Se a distanza di pochissimi giorni dall’inizio dell’anno scolastico, tante scelte appaiono ancora oscure, ritengo abbia a che fare con una sorta di inversione di ruoli tra le competenze scolastico-educative e quelle sanitarie. La prassi consolidata funziona così: le autorità sanitarie decidono, più o meno per decreto ministeriale, quali saranno le procedure a cui le istituzioni scolastiche italiane dovranno attenersi per poter riprendere le attività didattiche. Fino a che punto questo è legittimo? Non sarebbe più consono e opportuno il contrario? Ossia che le istituzioni scolastiche stabilissero delle modalità di ripresa con una precisa caratterizzazione educativa e pedagogica e su questa base il sistema sanitario venisse consultato per garantire la necessaria sicurezza rispetto alle possibili riprese di contagio e di epidemia? È l’organizzazione scolastica, con i suoi vertici, a dover prendere l’iniziativa e quindi chiedere conferma all’autorità sanitaria rispetto ai pericoli che potremo ancora correre. Viceversa, come sta succedendo, la confusione regna sovrana e rischia di essere lo scenario endemico di tutto il prossimo anno scolastico, con continui allarmismi, passi avanti e passi indietro, in uno stato di precarietà che può pesantemente condizionare le motivazioni degli alunni andando a pesare sullo stato psichico dei genitori e degli insegnanti. Così non funziona, occorre che ognuno si assuma le sue responsabilità.

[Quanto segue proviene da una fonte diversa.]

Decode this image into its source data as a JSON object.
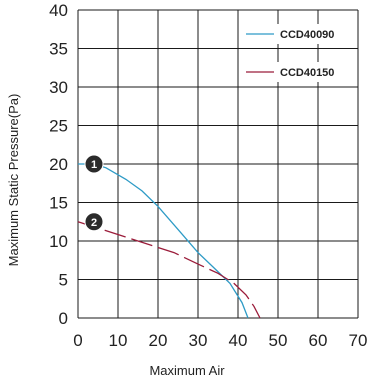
{
  "chart_data": {
    "type": "line",
    "title": "",
    "xlabel": "Maximum Air",
    "ylabel": "Maximum Static Pressure(Pa)",
    "xlim": [
      0,
      70
    ],
    "ylim": [
      0,
      40
    ],
    "x_ticks": [
      "0",
      "10",
      "20",
      "30",
      "40",
      "50",
      "60",
      "70"
    ],
    "y_ticks": [
      "0",
      "5",
      "10",
      "15",
      "20",
      "25",
      "30",
      "35",
      "40"
    ],
    "grid": true,
    "legend_position": "top-right",
    "series": [
      {
        "name": "CCD40090",
        "color": "#2e9bc6",
        "style": "solid",
        "x": [
          0,
          4,
          7,
          12,
          16,
          20,
          25,
          30,
          34,
          38,
          41,
          42.5
        ],
        "y": [
          20,
          20,
          19.5,
          18,
          16.5,
          14.5,
          11.5,
          8.5,
          6.5,
          4.5,
          2,
          0
        ]
      },
      {
        "name": "CCD40150",
        "color": "#9b1c3a",
        "style": "dashed",
        "x": [
          0,
          6,
          12,
          18,
          24,
          30,
          35,
          39,
          42,
          44,
          45.5
        ],
        "y": [
          12.5,
          11.5,
          10.5,
          9.5,
          8.5,
          7,
          5.8,
          4.5,
          3,
          1.5,
          0
        ]
      }
    ],
    "markers": [
      {
        "label": "1",
        "x": 4,
        "y": 20,
        "color": "#2b2b2b"
      },
      {
        "label": "2",
        "x": 4,
        "y": 12.5,
        "color": "#2b2b2b"
      }
    ]
  }
}
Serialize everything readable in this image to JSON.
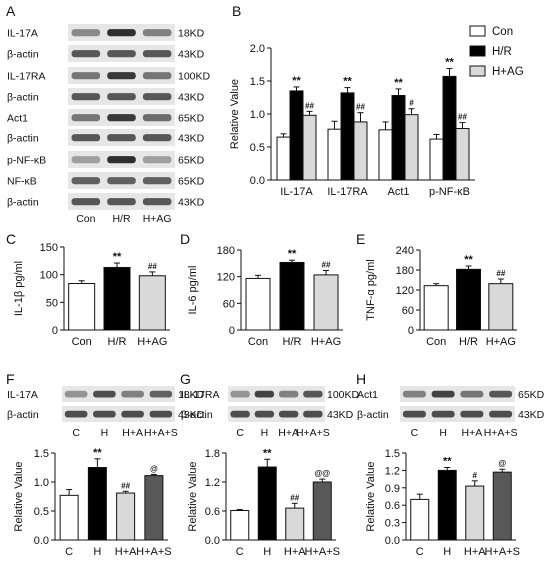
{
  "panel_letters": [
    "A",
    "B",
    "C",
    "D",
    "E",
    "F",
    "G",
    "H"
  ],
  "colors": {
    "con": "#ffffff",
    "hr": "#000000",
    "hag": "#d9d9d9",
    "has": "#595959",
    "band": "#1a1a1a",
    "blot_bg": "#e6e6e6"
  },
  "blot_A": {
    "rows": [
      {
        "label": "IL-17A",
        "kd": "18KD",
        "intensity": [
          0.45,
          0.9,
          0.5
        ]
      },
      {
        "label": "β-actin",
        "kd": "43KD",
        "intensity": [
          0.7,
          0.7,
          0.7
        ]
      },
      {
        "label": "IL-17RA",
        "kd": "100KD",
        "intensity": [
          0.55,
          0.85,
          0.55
        ]
      },
      {
        "label": "β-actin",
        "kd": "43KD",
        "intensity": [
          0.7,
          0.7,
          0.7
        ]
      },
      {
        "label": "Act1",
        "kd": "65KD",
        "intensity": [
          0.55,
          0.85,
          0.6
        ]
      },
      {
        "label": "β-actin",
        "kd": "43KD",
        "intensity": [
          0.7,
          0.7,
          0.7
        ]
      },
      {
        "label": "p-NF-κB",
        "kd": "65KD",
        "intensity": [
          0.35,
          0.9,
          0.35
        ]
      },
      {
        "label": "NF-κB",
        "kd": "65KD",
        "intensity": [
          0.65,
          0.65,
          0.65
        ]
      },
      {
        "label": "β-actin",
        "kd": "43KD",
        "intensity": [
          0.7,
          0.7,
          0.7
        ]
      }
    ],
    "lanes": [
      "Con",
      "H/R",
      "H+AG"
    ]
  },
  "blot_F": {
    "rows": [
      {
        "label": "IL-17A",
        "kd": "18KD",
        "intensity": [
          0.4,
          0.75,
          0.5,
          0.65
        ]
      },
      {
        "label": "β-actin",
        "kd": "43KD",
        "intensity": [
          0.75,
          0.75,
          0.75,
          0.75
        ]
      }
    ],
    "lanes": [
      "C",
      "H",
      "H+A",
      "H+A+S"
    ]
  },
  "blot_G": {
    "rows": [
      {
        "label": "IL-17RA",
        "kd": "100KD",
        "intensity": [
          0.4,
          0.8,
          0.5,
          0.7
        ]
      },
      {
        "label": "β-actin",
        "kd": "43KD",
        "intensity": [
          0.75,
          0.75,
          0.75,
          0.75
        ]
      }
    ],
    "lanes": [
      "C",
      "H",
      "H+A",
      "H+A+S"
    ]
  },
  "blot_H": {
    "rows": [
      {
        "label": "Act1",
        "kd": "65KD",
        "intensity": [
          0.5,
          0.8,
          0.55,
          0.7
        ]
      },
      {
        "label": "β-actin",
        "kd": "43KD",
        "intensity": [
          0.75,
          0.75,
          0.75,
          0.75
        ]
      }
    ],
    "lanes": [
      "C",
      "H",
      "H+A",
      "H+A+S"
    ]
  },
  "chart_data": [
    {
      "id": "B",
      "type": "bar",
      "categories": [
        "IL-17A",
        "IL-17RA",
        "Act1",
        "p-NF-κB"
      ],
      "series": [
        {
          "name": "Con",
          "values": [
            0.65,
            0.77,
            0.76,
            0.62
          ],
          "errors": [
            0.05,
            0.12,
            0.12,
            0.07
          ],
          "marks": [
            "",
            "",
            "",
            ""
          ]
        },
        {
          "name": "H/R",
          "values": [
            1.35,
            1.32,
            1.28,
            1.57
          ],
          "errors": [
            0.06,
            0.08,
            0.1,
            0.12
          ],
          "marks": [
            "**",
            "**",
            "**",
            "**"
          ]
        },
        {
          "name": "H+AG",
          "values": [
            0.98,
            0.88,
            0.99,
            0.78
          ],
          "errors": [
            0.06,
            0.14,
            0.09,
            0.09
          ],
          "marks": [
            "##",
            "##",
            "#",
            "##"
          ]
        }
      ],
      "ylabel": "Relative Value",
      "ylim": [
        0.0,
        2.0
      ],
      "yticks": [
        "0.0",
        "0.5",
        "1.0",
        "1.5",
        "2.0"
      ],
      "legend": "top-right"
    },
    {
      "id": "C",
      "type": "bar",
      "categories": [
        "Con",
        "H/R",
        "H+AG"
      ],
      "values": [
        84,
        113,
        98
      ],
      "errors": [
        5,
        8,
        7
      ],
      "marks": [
        "",
        "**",
        "##"
      ],
      "ylabel": "IL-1β pg/ml",
      "ylim": [
        0,
        150
      ],
      "yticks": [
        "0",
        "50",
        "100",
        "150"
      ]
    },
    {
      "id": "D",
      "type": "bar",
      "categories": [
        "Con",
        "H/R",
        "H+AG"
      ],
      "values": [
        116,
        152,
        124
      ],
      "errors": [
        7,
        5,
        10
      ],
      "marks": [
        "",
        "**",
        "##"
      ],
      "ylabel": "IL-6 pg/ml",
      "ylim": [
        0,
        180
      ],
      "yticks": [
        "0",
        "60",
        "120",
        "180"
      ]
    },
    {
      "id": "E",
      "type": "bar",
      "categories": [
        "Con",
        "H/R",
        "H+AG"
      ],
      "values": [
        133,
        182,
        139
      ],
      "errors": [
        6,
        10,
        14
      ],
      "marks": [
        "",
        "**",
        "##"
      ],
      "ylabel": "TNF-α pg/ml",
      "ylim": [
        0,
        240
      ],
      "yticks": [
        "0",
        "60",
        "120",
        "180",
        "240"
      ]
    },
    {
      "id": "F",
      "type": "bar",
      "categories": [
        "C",
        "H",
        "H+A",
        "H+A+S"
      ],
      "values": [
        0.77,
        1.25,
        0.81,
        1.11
      ],
      "errors": [
        0.1,
        0.15,
        0.03,
        0.02
      ],
      "marks": [
        "",
        "**",
        "##",
        "@"
      ],
      "ylabel": "Relative Value",
      "ylim": [
        0.0,
        1.5
      ],
      "yticks": [
        "0.0",
        "0.5",
        "1.0",
        "1.5"
      ]
    },
    {
      "id": "G",
      "type": "bar",
      "categories": [
        "C",
        "H",
        "H+A",
        "H+A+S"
      ],
      "values": [
        0.61,
        1.51,
        0.66,
        1.2
      ],
      "errors": [
        0.02,
        0.16,
        0.1,
        0.06
      ],
      "marks": [
        "",
        "**",
        "##",
        "@@"
      ],
      "ylabel": "Relative Value",
      "ylim": [
        0.0,
        1.8
      ],
      "yticks": [
        "0.0",
        "0.6",
        "1.2",
        "1.8"
      ]
    },
    {
      "id": "H",
      "type": "bar",
      "categories": [
        "C",
        "H",
        "H+A",
        "H+A+S"
      ],
      "values": [
        0.7,
        1.2,
        0.93,
        1.17
      ],
      "errors": [
        0.09,
        0.05,
        0.09,
        0.05
      ],
      "marks": [
        "",
        "**",
        "#",
        "@"
      ],
      "ylabel": "Relative Value",
      "ylim": [
        0.0,
        1.5
      ],
      "yticks": [
        "0.0",
        "0.3",
        "0.6",
        "0.9",
        "1.2",
        "1.5"
      ]
    }
  ]
}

L’allarmismo crea solo un inutile panico. In nessuna parte del mondo, la riapertura delle scuole, ha prodotto effettivi aumenti di contagi. I focolai sono sempre attribuibili ad altre situazioni; pensiamo alle attività sportive, alle attività ricreative come discoteche e ovviamente, specie nei primi tempi, alle strutture di ricovero degli anziani. Non certo la scuola. Sono dati concreti che permettono di vivere il 14 settembre con minor ansia e minor apprensione, specie da parte degli addetti ai lavori, molti dei quali in questo momento si barcamenano fra ansia e speranze a prescindere da informazioni attendibili. Non va per esempio dimenticato che la registrazione dei contagi è una variabile dipendente dal numero stesso dei tamponi realizzati. Distinguere il terrorismo psicologico dai dati reali incontrovertibili è diventato molto difficile e a farne le spese rischia di essere tutto il comparto scolastico.
Deve essere auspicabile un rientro a scuola con entusiasmo, con motivazione, nelle condizioni per cui gli alunni, gli insegnanti e i genitori sentano la liberazione da una permanenza eccessiva nelle mura familiari, restituendo a loro quello spazio di apprendimento che la scuola garantisce e che, come ci dicono gli specialisti, permette a tutta la società di avere dei benefici anche economici.
Questa strana inversione di ruoli continua a produrre idee più o meno stravaganti. Una ci arriva dall’ultimo 'Protocollo per i nidi e le scuole dell’infanzia', dove non sono giustamente previste le mascherine per i piccoli, ma incredibilmente vengono previste per le maestre, creando una situazione molto difficile da gestire nella relazione con bambini che vivono profondamente la sensorialità dell’incontro e dove il viso della maestra deve essere necessariamente un punto di riferimento. Da dove nasce questa strana idea? Perché volerla mantenere a tutti i costi?
Un altro equivoco è la necessità della riduzione del numero degli alunni nelle classi, in genere basata sul bisogno del distanziamento ma anche sulla necessità che gli insegnanti possano relazionarsi in maniera più sistematica con i loro alunni su numeri significativamente più bassi di quelli attuali. Questo ragionamento può avere una valenza psicologica, ma sul piano strettamente didattico le classi bonsai, piuttosto che le classi pollaio, non sono un vantaggio perché la didattica si nutre del gruppo, ossia di un’interazione sistematica tra gli alunni. Nella scuola, l’apprendimento è un fatto sociale. Se la DaD, la didattica a distanza, ha fallito, ha fallito proprio su questo. Si impara dai compagni, e un gruppo troppo piccolo riduce l’indice di apprendimento sociale rendendo poi difficili i processi evolutivi.
Se la scuola e la pedagogia non fanno sentire la loro voce si rischia di prendere alla lettera ogni sorta di indicazione medica. E l’obiettivo del sistema sanitario non può risultare quello di mettere continui ostacoli alla riapertura delle scuole con sempre nuove e impreviste restrizioni, quanto di aiutare la scuola a ripartire col piede giusto, rimuovendo le percezioni distorte che continuano, come se nulla fosse cambiato da marzo, ad addensarsi sul rientro nelle aule italiane. Restituiamo quindi al 14 settembre il valore simbolico di una data che diventa uno spartiacque fra la paura e il coraggio del ricominciare a vivere la scuola.